Сейчас Пабло спрашивал себя, как его примут, если он наберется смелости постучаться в дверь ее квартиры. Однако воображение нарисовало столь неприятную сцену, что уши Пабло загорелись от стыда. Он тронул машину по направлению к центру. Виски по-прежнему сжимала боль.
21
В апрельских и майских номерах вашингтонских газет ни один дипломат не упоминался так часто, как Габриэль Элиодоро Альварадо.
Описывались обеды, которые он давал в своей резиденции для заместителя государственного секретаря по межамериканским делам, директоров Международного валютного фонда и Межамериканского банка развития и прочих высоких лиц, а также представителей высшего общества Вашингтона.
Один из самых популярных столичных журналистов весьма красочно поведал о том, как дон Габриэль Элиодоро, подобно восточному властелину, выписал из своей страны коллекцию драгоценных и полудрагоценных камней, которые раздарил светским хроникерам (мисс Потомак достался огромный аквамарин) и некоторым дамам, известным в Вашингтоне, а те в свою очередь отблагодарили его обедами и приемами. Так распространялась слава о щедрости посла, о его замечательной кухне и винном погребе, а также его остроумии, «полном жизни», как выразился другой хроникер.
Однажды, войдя на цыпочках в кабинет мисс Огилви, Титито Вильальба спросил шепотом: «Как поживает наш багдадский калиф?» Но к иронии второго секретаря весьма ощутимо примешивались восхищение и симпатия.
Надо признать, что за исключением д-ра Хорхе Молины, этой ученой устрицы, все служащие посольства были очарованы Габриэлем Элиодоро. Посол был приветлив, общителен, щедр; каждое утро, появляясь в канцелярии, он громко здоровался, широко улыбаясь. Однажды он даже задержался у стола Мерседес и, погладив ее по голове, спросил: «Ну, как дела, девочка?» Бедняжка заерзала на стуле и так расчувствовалась, что на глазах у нее выступили слезы.
Огилвита молилась на своего шефа, да и Угарте, этот старый бандит, на редкость хорошо относился к бывшему товарищу по оружию.
Даже Виванко, которому полагалось ненавидеть Габриэля, спавшего с его женой, не мог скрывать больше ни от себя, ни от других, что просто очарован послом.
В середине мая, когда сезон подходил к концу, Габриэль Элиодоро выписал индейских танцоров из Парамо и певцов из Оро Верде.

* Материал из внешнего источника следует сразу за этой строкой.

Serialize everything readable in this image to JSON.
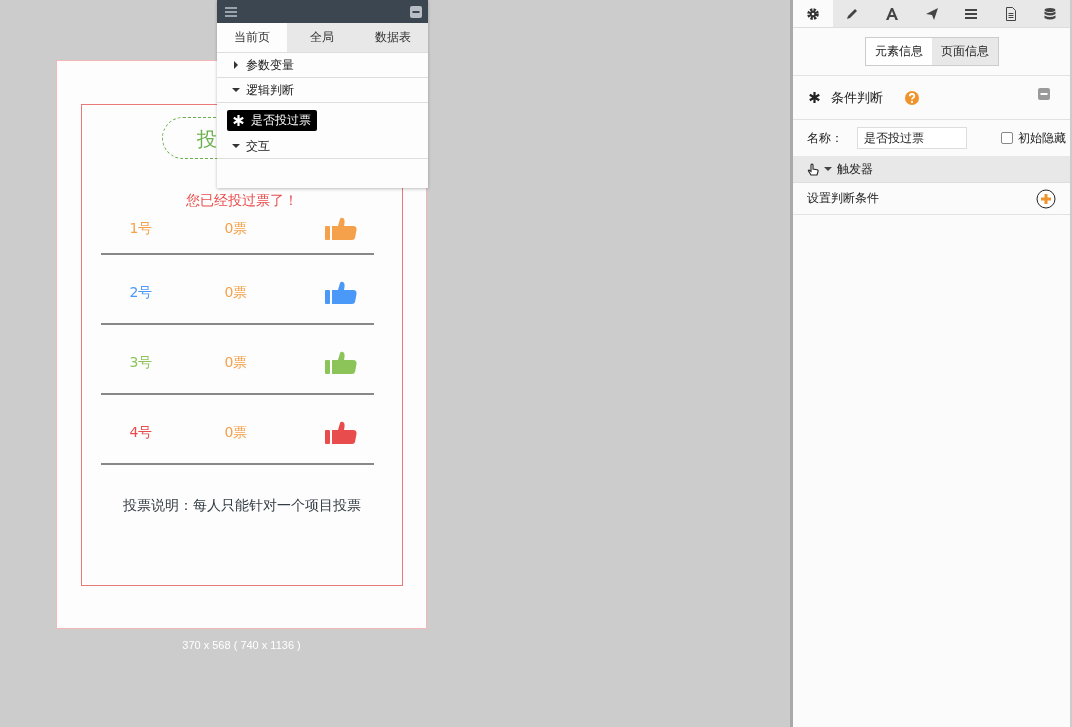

Труппы провели в Вашингтоне лишь неделю, но, по выражению Клэр Огилви, «эти семь дней потрясли мир». Всего приехало тридцать человек: восемнадцать мужчин и двенадцать женщин. По распоряжению посла Огилвита взяла на себя заботу об ансамблях, соединив в себе импресарио, переводчика, администратора и гида: ни один из ее подопечных не говорил по-английски. Прежде всего надо было всех разместить. Отели отказались принять косматых индейцев с бронзовой кожей. Тогда Огилвита обратилась с призывом к местной сакраментской колонии, прося каждую семью приютить у себя хотя бы трех артистов. Согласие было получено. Сама Огилвита поселила в своей квартире двух девушек, ее примеру последовала Мерседес. Титито выбрал себе самого молодого и красивого танцора, Пабло взял двоих певцов. Несколько человек, к ужасу Мишеля Мишеля, поселились в посольстве. Довольно скоро все тридцать артистов были устроены, и Огилвита смогла вздохнуть свободно. Однако трудности лишь начинались. Титито влюбился в своего гостя и называл его «мой бронзовый Аполлон». Однажды вечером он сделал Аполлону гнусное предложение, и тот, возмущенный, дал Титито по физиономии, вышвырнул его из квартиры и запер дверь на ключ. Вильальбе с подбитым глазом пришлось ночевать в гостинице. Мерседес жаловалась на неряшливость своих постоялиц. Девушки как-то собрались за покупками. Клэр отвела их в огромный универмаг, где была объявлена дешевая распродажа. При виде товаров, разложенных на прилавках и полках, индианки принялись кричать и ссориться между собой. «Это мое!» — «Я первая увидела!» — «Дура!» — «Идиотка!» — «Отдай!» Каждая тащила к себе платья, бусы, шляпы, чулки, туфли, панталоны, платки… Огилвита, подтянутая, словно сержант, пыталась восстановить порядок, тщетно взывая: «Muchachas! Muchachas!»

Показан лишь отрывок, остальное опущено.